Butte/Bozeman Recreation Report by Bob Ward and Sons – 5.3.13
By angelamontana

Posted: May 3, 2013
(photo courtesy of bozemannet.com)


Delmoe Reservoir was good fishing this past week from the bank. Orange Garlic marshmallow and night crawlers worked well on the cutthroat trout. Spinners were working well on the north shoreline near the stream entrance.

The Ruby Reservoir has been good to excellent fishing for small rainbow trout using night crawlers and crank baits. Browns and Rainbows are being caught below the spillway.

The Beaverhead River has been excellent fishing on sunny warm days for the fly fisherman. Blue Winged Olive emergers or dries have been working well. Crank baits like jointed Rapalas or Salmo Bullheads are working well.

A small stonefly hatch on the Upper Wise River brought the trout to the surface this past week for a feeding frenzy lasting several days. Helgramite or Dark Stone Emergers were a good nymph combination.
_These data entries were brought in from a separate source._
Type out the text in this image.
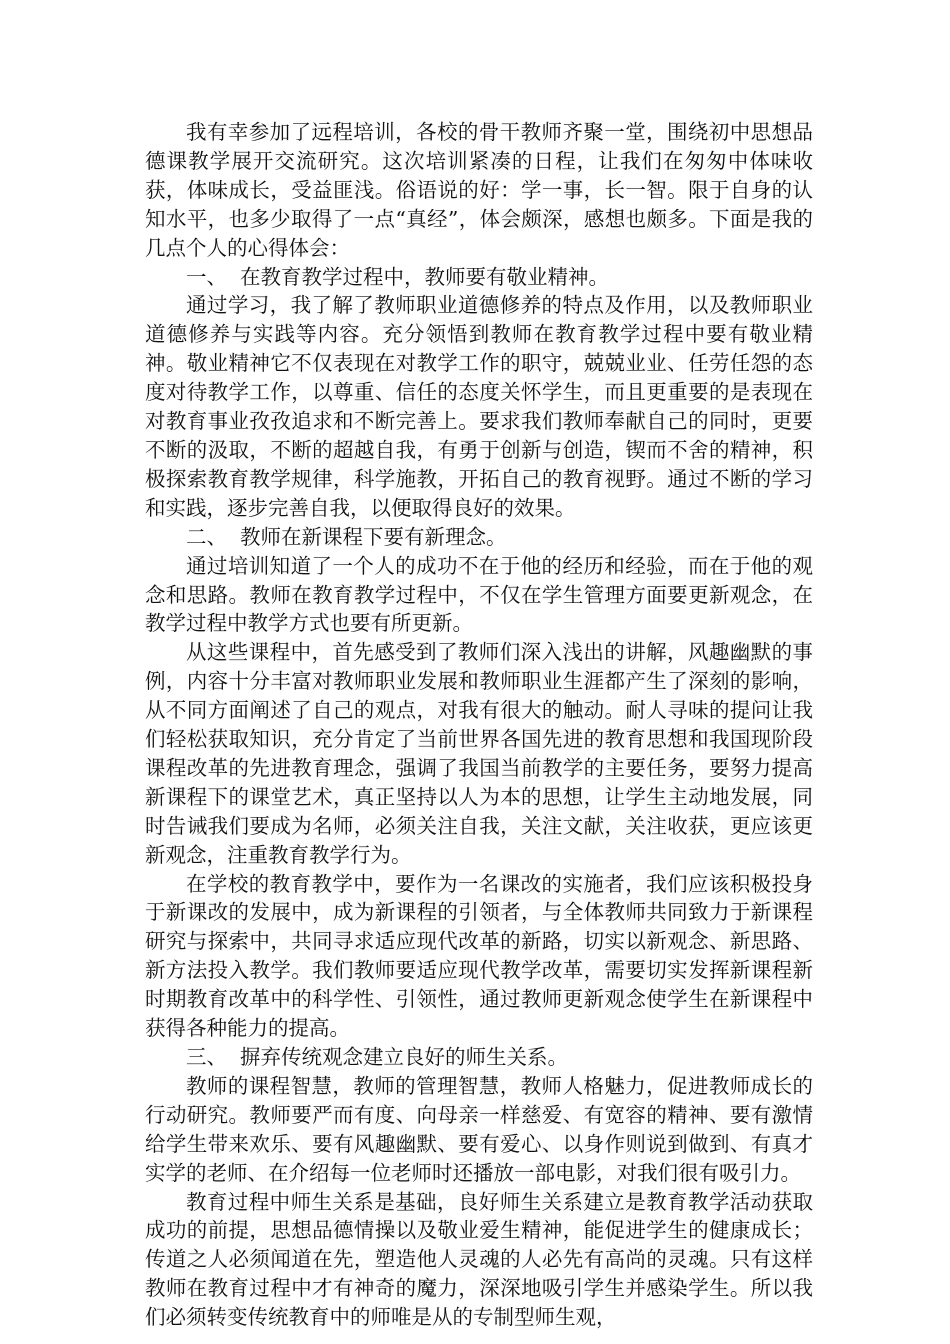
我有幸参加了远程培训，各校的骨干教师齐聚一堂，围绕初中思想品德课教学展开交流研究。这次培训紧凑的日程，让我们在匆匆中体味收获，体味成长，受益匪浅。俗语说的好：学一事，长一智。限于自身的认知水平，也多少取得了一点“真经”，体会颇深，感想也颇多。下面是我的几点个人的心得体会：

一、  在教育教学过程中，教师要有敬业精神。

通过学习，我了解了教师职业道德修养的特点及作用，以及教师职业道德修养与实践等内容。充分领悟到教师在教育教学过程中要有敬业精神。敬业精神它不仅表现在对教学工作的职守，兢兢业业、任劳任怨的态度对待教学工作，以尊重、信任的态度关怀学生，而且更重要的是表现在对教育事业孜孜追求和不断完善上。要求我们教师奉献自己的同时，更要不断的汲取，不断的超越自我，有勇于创新与创造，锲而不舍的精神，积极探索教育教学规律，科学施教，开拓自己的教育视野。通过不断的学习和实践，逐步完善自我，以便取得良好的效果。

二、  教师在新课程下要有新理念。

通过培训知道了一个人的成功不在于他的经历和经验，而在于他的观念和思路。教师在教育教学过程中，不仅在学生管理方面要更新观念，在教学过程中教学方式也要有所更新。

从这些课程中，首先感受到了教师们深入浅出的讲解，风趣幽默的事例，内容十分丰富对教师职业发展和教师职业生涯都产生了深刻的影响，从不同方面阐述了自己的观点，对我有很大的触动。耐人寻味的提问让我们轻松获取知识，充分肯定了当前世界各国先进的教育思想和我国现阶段课程改革的先进教育理念，强调了我国当前教学的主要任务，要努力提高新课程下的课堂艺术，真正坚持以人为本的思想，让学生主动地发展，同时告诫我们要成为名师，必须关注自我，关注文献，关注收获，更应该更新观念，注重教育教学行为。

在学校的教育教学中，要作为一名课改的实施者，我们应该积极投身于新课改的发展中，成为新课程的引领者，与全体教师共同致力于新课程研究与探索中，共同寻求适应现代改革的新路，切实以新观念、新思路、新方法投入教学。我们教师要适应现代教学改革，需要切实发挥新课程新时期教育改革中的科学性、引领性，通过教师更新观念使学生在新课程中获得各种能力的提高。

三、  摒弃传统观念建立良好的师生关系。

教师的课程智慧，教师的管理智慧，教师人格魅力，促进教师成长的行动研究。教师要严而有度、向母亲一样慈爱、有宽容的精神、要有激情给学生带来欢乐、要有风趣幽默、要有爱心、以身作则说到做到、有真才实学的老师、在介绍每一位老师时还播放一部电影，对我们很有吸引力。

教育过程中师生关系是基础，良好师生关系建立是教育教学活动获取成功的前提，思想品德情操以及敬业爱生精神，能促进学生的健康成长；传道之人必须闻道在先，塑造他人灵魂的人必先有高尚的灵魂。只有这样教师在教育过程中才有神奇的魔力，深深地吸引学生并感染学生。所以我们必须转变传统教育中的师唯是从的专制型师生观，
The Big Hole has been fair fishing near the Salmon Fly Bridge at Melrose for a few Brown Trout. San Juan Worms and Flashback Nymphs are good choices.


photo: wildlife.site88.net

photo: wildlife.site88.net

The Upper Madison is fishing well. Nymphing the deeper water with stonefly-beadhead droppers or worms and eggs will get you some.

If you’re hitting the Lower Madison, dead drifting crayfish with a worm or a lightning bug is a good option. If the clarity gets worse, throwing brighter stuff with hot beads can do well for you. Streamers are also an option, try black, yellow or white when the river gets some color to it.

On the Yellowstone streamer fishing has been decent at best. Nymphing has been the same with less than stellar action, but has been a little more reliable than the streamer fishing. With nymphs try some stonefly patterns followed by some Baetis or caddis patterns. The dark and natural like olive, black, and brown, have been the best streamer colors.

The Gallatin is good right now. Nymphing is again your best bet with the regular stonefly-beadhead attractor dropper stuff. On overcast days some BWOs and a few March Browns have been out, and you can usually find some fish eating on top.